My daughter, who is 13, when she believes in God at all, is usually angry at Him. (I’d say Her, but usually her anger is directed at a Patriarch, so Him fits.) She’ll say, for example, about the fact that my father died on the morning of my first wedding anniversary, “Yeah, nice timing, God.” And I was thinking about this recently, and remembered this old poem, included in my college’s literary magazine from my junior year, which is evidence not only that I can sympathize with her anger (though it no longer holds me in its sway), but also that I used to use commas at the end of lines.
The Scavengers
Someday, when I am nothing but old bones –
my hip, like a dinosaur’s thigh, jutting
from a boulder, my shoulder left alone
among rubble, rocks, my teeth cutting
nothing but mold, and all these bones
whitened by ages of suns and waters running,
when my last bleached bone is beached
on some ancient shore, and every core
and solid place has been bored and breached
by a gluttonous worm
the gods will want more.
And I will offer up my old bones, saying
Take this, all of you, and eat–there is no more.
But those damned insistent deities will say
“Quit playing!

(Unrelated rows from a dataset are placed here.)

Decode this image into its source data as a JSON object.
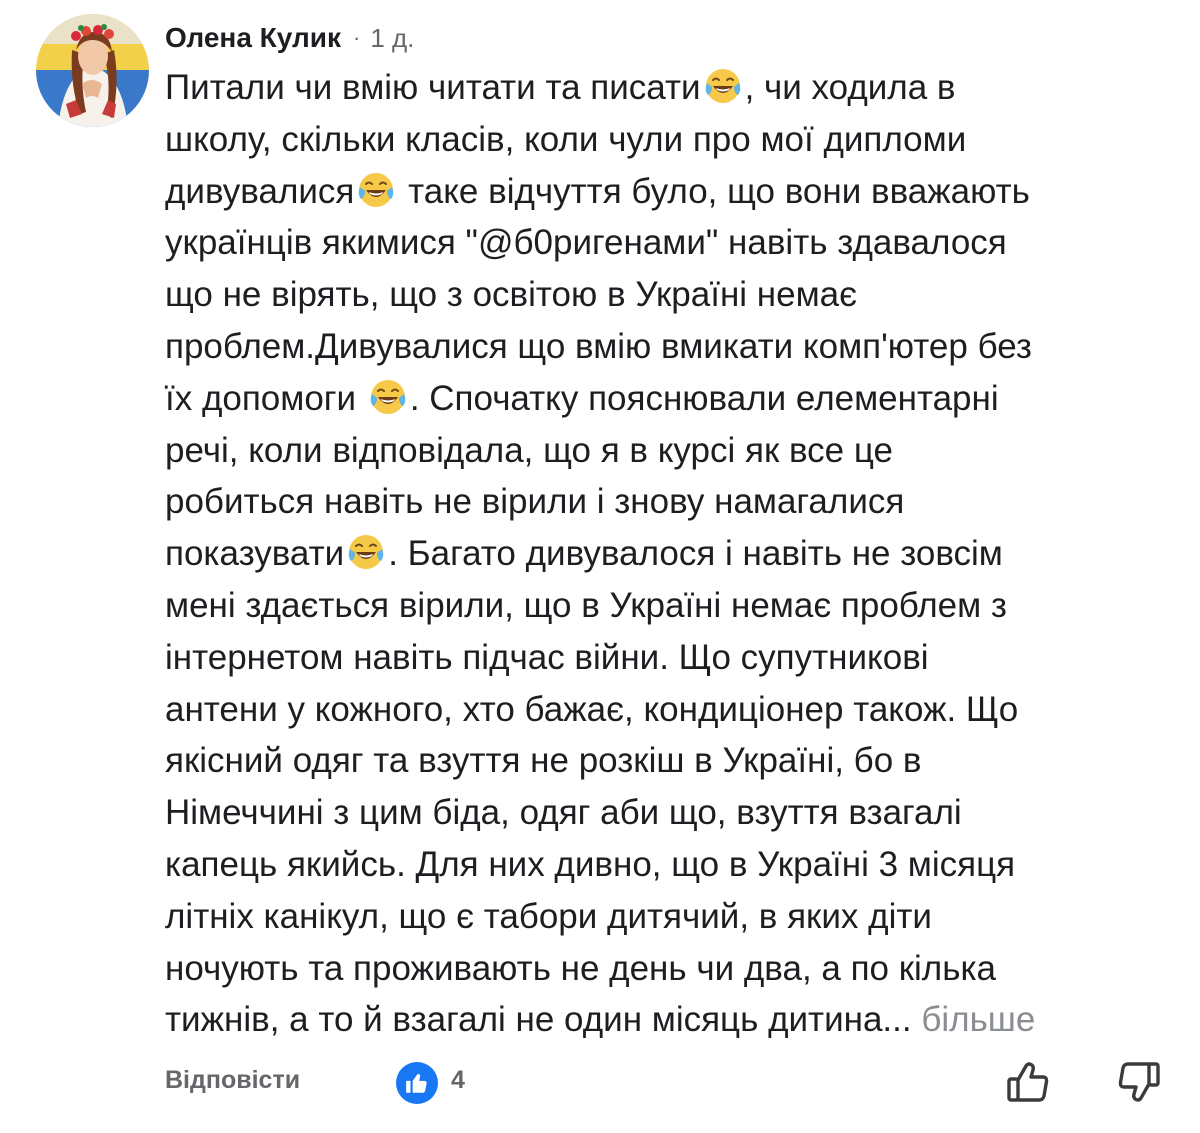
{
  "comment": {
    "author": "Олена Кулик",
    "separator": "·",
    "time": "1 д.",
    "lines": [
      {
        "pre": "Питали чи вмію читати та писати",
        "emoji": true,
        "post": ", чи ходила в"
      },
      {
        "pre": "школу, скільки класів, коли чули про мої дипломи"
      },
      {
        "pre": "дивувалися",
        "emoji": true,
        "post": " таке відчуття було, що вони вважають"
      },
      {
        "pre": "українців якимися \"@б0ригенами\" навіть здавалося"
      },
      {
        "pre": "що не вірять, що з освітою в Україні немає"
      },
      {
        "pre": "проблем.Дивувалися що вмію вмикати комп'ютер без"
      },
      {
        "pre": "їх допомоги ",
        "emoji": true,
        "post": ". Спочатку пояснювали елементарні"
      },
      {
        "pre": "речі, коли відповідала, що я в курсі як все це"
      },
      {
        "pre": "робиться навіть не вірили і знову намагалися"
      },
      {
        "pre": "показувати",
        "emoji": true,
        "post": ". Багато дивувалося і навіть не зовсім"
      },
      {
        "pre": "мені здається вірили, що в Україні немає проблем з"
      },
      {
        "pre": "інтернетом навіть підчас війни. Що супутникові"
      },
      {
        "pre": "антени у кожного, хто бажає, кондиціонер також. Що"
      },
      {
        "pre": "якісний одяг та взуття не розкіш в Україні, бо в"
      },
      {
        "pre": "Німеччині з цим біда, одяг аби що, взуття взагалі"
      },
      {
        "pre": "капець якийсь. Для них дивно, що в Україні 3 місяця"
      },
      {
        "pre": "літніх канікул, що є табори дитячий, в яких діти"
      },
      {
        "pre": "ночують та проживають не день чи два, а по кілька"
      },
      {
        "pre": "тижнів, а то й взагалі не один місяць дитина...",
        "more": " більше"
      }
    ],
    "emoji_icon": "face-with-tears-of-joy-icon"
  },
  "actions": {
    "reply_label": "Відповісти",
    "like_count": "4",
    "like_icon": "like-thumb-icon",
    "react_like_icon": "thumb-up-icon",
    "react_dislike_icon": "thumb-down-icon"
  },
  "colors": {
    "text": "#1c1e21",
    "secondary": "#65676b",
    "more": "#8a8d91",
    "like_blue": "#1877f2"
  }
}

We’ve watched you for a thousand
years as you took your time (such sloth!) decaying.
We’ve watched your flesh rot, eyes, tongue,
ears, all your atoms danced away to feed
the ever hungry universe, yet we fear
you’ve held something back we desperately need.”
Ah, I’ll say, you must mean my heart.
So you, in all your eternal greed,
miss that little thing? I kept it from
the start preserved in hate and disillusion
in hopes that you would spare me that one part
left me in this nothing. Pardon my confusion.

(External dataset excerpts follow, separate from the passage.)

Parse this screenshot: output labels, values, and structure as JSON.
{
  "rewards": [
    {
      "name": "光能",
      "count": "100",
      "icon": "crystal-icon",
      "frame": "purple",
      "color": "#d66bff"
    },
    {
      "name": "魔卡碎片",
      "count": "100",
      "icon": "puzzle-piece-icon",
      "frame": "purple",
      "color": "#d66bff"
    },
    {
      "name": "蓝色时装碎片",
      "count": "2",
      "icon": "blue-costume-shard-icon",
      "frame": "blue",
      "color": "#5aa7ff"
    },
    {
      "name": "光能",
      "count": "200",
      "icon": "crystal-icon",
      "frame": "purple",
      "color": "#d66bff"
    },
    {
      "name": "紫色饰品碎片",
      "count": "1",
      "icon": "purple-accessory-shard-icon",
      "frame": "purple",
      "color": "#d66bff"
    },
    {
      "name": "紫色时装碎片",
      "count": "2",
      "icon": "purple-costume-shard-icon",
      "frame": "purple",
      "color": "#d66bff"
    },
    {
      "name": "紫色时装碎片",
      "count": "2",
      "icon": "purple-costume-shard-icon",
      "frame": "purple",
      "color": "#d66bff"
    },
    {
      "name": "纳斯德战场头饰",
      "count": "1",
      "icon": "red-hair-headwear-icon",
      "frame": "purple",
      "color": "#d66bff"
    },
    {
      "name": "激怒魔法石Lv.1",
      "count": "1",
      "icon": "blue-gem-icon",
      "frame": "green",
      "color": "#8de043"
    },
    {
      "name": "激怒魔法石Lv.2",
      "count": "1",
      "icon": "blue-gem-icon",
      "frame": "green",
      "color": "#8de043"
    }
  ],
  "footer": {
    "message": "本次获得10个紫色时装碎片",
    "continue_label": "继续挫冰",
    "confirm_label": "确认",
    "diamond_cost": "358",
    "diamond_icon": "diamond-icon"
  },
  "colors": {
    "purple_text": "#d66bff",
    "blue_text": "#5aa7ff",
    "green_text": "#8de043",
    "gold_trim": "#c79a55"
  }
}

Take it, then. Take it, my last Communion;
though it’s bitter, and heavy, and smooth
as a stone. Eat it, take a bite, break a tooth.
June 22, 2012 at 1:17 pm
Misprint, 2nd to last line. [But commas can go anyplace they like.]
Good kvetch. [Glad you didn't let your face get stuck that way.]
June 22, 2012 at 2:37 pm
Thanks for catching that! I typed this up on the way out the door. And I just don’t use commas at the end of a line anymore because so many of my lines would end in them that I found the right margin ending up looking cluttered, and I figure the line break gives enough of a pause not to be worth it.

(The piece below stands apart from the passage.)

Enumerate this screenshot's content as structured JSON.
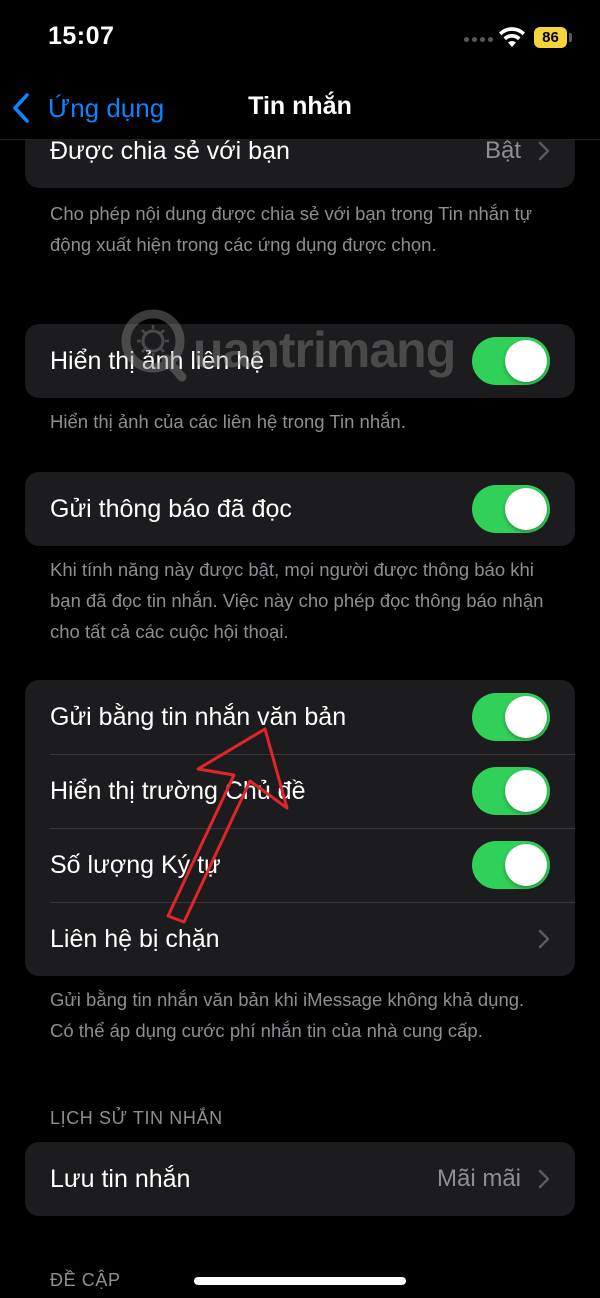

And yeah, I’m really glad my face didn’t get stuck that way, too. Though it took a few years completely denying a personal God’s existence in order to get over myself. We’re all on our own journey, right?
June 24, 2012 at 6:47 pm
That last sentence is ambiguous.
1) Each of us is on its separate journey
vs
2) We are all together on our one journey.
“Get over myself”?
- – - – - – - -
It’s always the young
who try to forgive God
or vow undying indignation;
I try to understand
and wonder if I’ve lived
to over-ripen.
A fly tries to tell me something
I don’t want to listen to
while I remember, without nostalgia
days I had the faith
to curse God.
I’ve decided to live with myself.
And
thank You for the peanut butter!
[me ~1985]
July 5, 2012 at 12:04 pm
Funny. I think that dichotomy only exists in our heads, the individual journey vs. the one journey. From one perspective, we’re each on our own journey, and we ought not to judge others re: their personal situation. At the same time, yes, there’s no separation, in reality. And get over myself, meaning the hubris of imagining that there is no higher power than my little human ego.
I like the poem! I think I’ll go make a peanut-butter sandwich.